Checking the Health of an InfiniBand Switch

To check the health of an InfiniBand switch:

  1. Open the fabric management shell:

    -> show /SYS/Fabric_Mgmt
    NOTE: show on Fabric_Mgmt will launch a restricted Linux shell.
    User can execute switch diagnosis, SM Configuration and IB
    monitoring commands in the shell. To view the list of commands,
    use "help" at rsh prompt.
    Use exit command at rsh prompt to revert back to
    ILOM shell.
    FabMan@hostname->
    

    The prompt changes from -> to FabMan@hostname->

  2. Check the general health of the switch:

    FabMan@ra1sw-iba-> showunhealthy
    OK - No unhealthy sensors
    
  3. Check the general environment.

    FabMan@ra1sw-iba-> env_test
    NM2 Environment test started:
    Starting Voltage test:
    Voltage ECB OK
    Measured 3.3V Main = 3.28 V
    Measured 3.3V Standby = 3.42 V
    Measured 12V = 12.06 V
         .
         .
         .
    

    The report should show that fans 1, 2, and 3 are present, and fans 0 and 4 are not present. All OK and Passed results indicate that the environment is normal.

  4. Determine the current InfiniBand subnet manager priority of the switch. Leaf switches must have an smpriority of 5, and spine switches must have a smpriority of 8. The sample output shown here indicates the correct priority for a leaf switch.

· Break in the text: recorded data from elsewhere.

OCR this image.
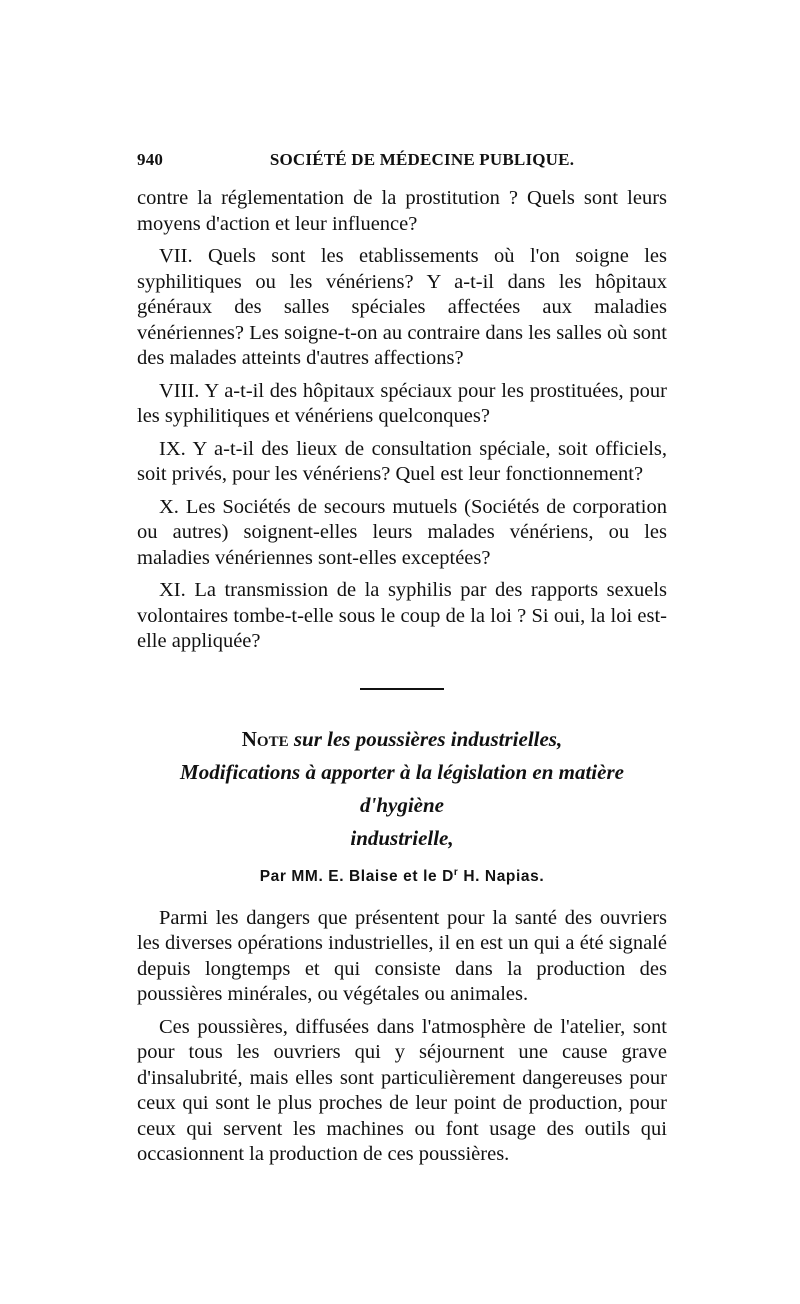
940	SOCIÉTÉ DE MÉDECINE PUBLIQUE.

contre la réglementation de la prostitution ? Quels sont leurs moyens d'action et leur influence?

VII. Quels sont les etablissements où l'on soigne les syphilitiques ou les vénériens? Y a-t-il dans les hôpitaux généraux des salles spéciales affectées aux maladies vénériennes? Les soigne-t-on au contraire dans les salles où sont des malades atteints d'autres affections?

VIII. Y a-t-il des hôpitaux spéciaux pour les prostituées, pour les syphilitiques et vénériens quelconques?

IX. Y a-t-il des lieux de consultation spéciale, soit officiels, soit privés, pour les vénériens? Quel est leur fonctionnement?

X. Les Sociétés de secours mutuels (Sociétés de corporation ou autres) soignent-elles leurs malades vénériens, ou les maladies vénériennes sont-elles exceptées?

XI. La transmission de la syphilis par des rapports sexuels volontaires tombe-t-elle sous le coup de la loi ? Si oui, la loi est-elle appliquée?

Note sur les poussières industrielles,
Modifications à apporter à la législation en matière d'hygiène
industrielle,
Par MM. E. Blaise et le $D^r$ H. Napias.

Parmi les dangers que présentent pour la santé des ouvriers les diverses opérations industrielles, il en est un qui a été signalé depuis longtemps et qui consiste dans la production des poussières minérales, ou végétales ou animales.

Ces poussières, diffusées dans l'atmosphère de l'atelier, sont pour tous les ouvriers qui y séjournent une cause grave d'insalubrité, mais elles sont particulièrement dangereuses pour ceux qui sont le plus proches de leur point de production, pour ceux qui servent les machines ou font usage des outils qui occasionnent la production de ces poussières.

    FabMan@ra1sw-iba-> setsmpriority list
    Current SM settings:
    smpriority 5
    controlled_handover TRUE
    subnet_prefix 0xfe80000000000000
    
  5. If the priority setting is incorrect, then reset it:

    1. Disable the subnet manager:

      FabMan@ra1sw-iba->disablesm
      Stopping partitiond daemon.             [ OK ]
      Stopping IB Subnet Manager..            [ OK ]
      
    2. Reset the priority. This example sets the priority on a leaf switch:

      FabMan@ra1sw-iba->setsmpriority 5
      Current SM settings:
      smpriority
      5 controlled_handover TRUE
      subnet_prefix 0xfe80000000000000
      
    3. Restart the subnet manager:

      FabMan@ra1sw-iba->enablesm
      Starting IB Subnet Manager.             [ OK ]
      Starting partitiond daemon.             [ OK ]
      
  6. Log out of the Fabric Management shell and the Oracle ILOM shell:

    FabMan@ra1sw-iba-> exit
    -> exit
    
  7. Log in to Linux as root and restart the switch:

    localhost: root
    password: welcome1
    [root@localhost ~]# reboot
    
  8. Disconnect your laptop from the InfiniBand switch.

  9. Repeat these procedures for the second InfiniBand leaf switch.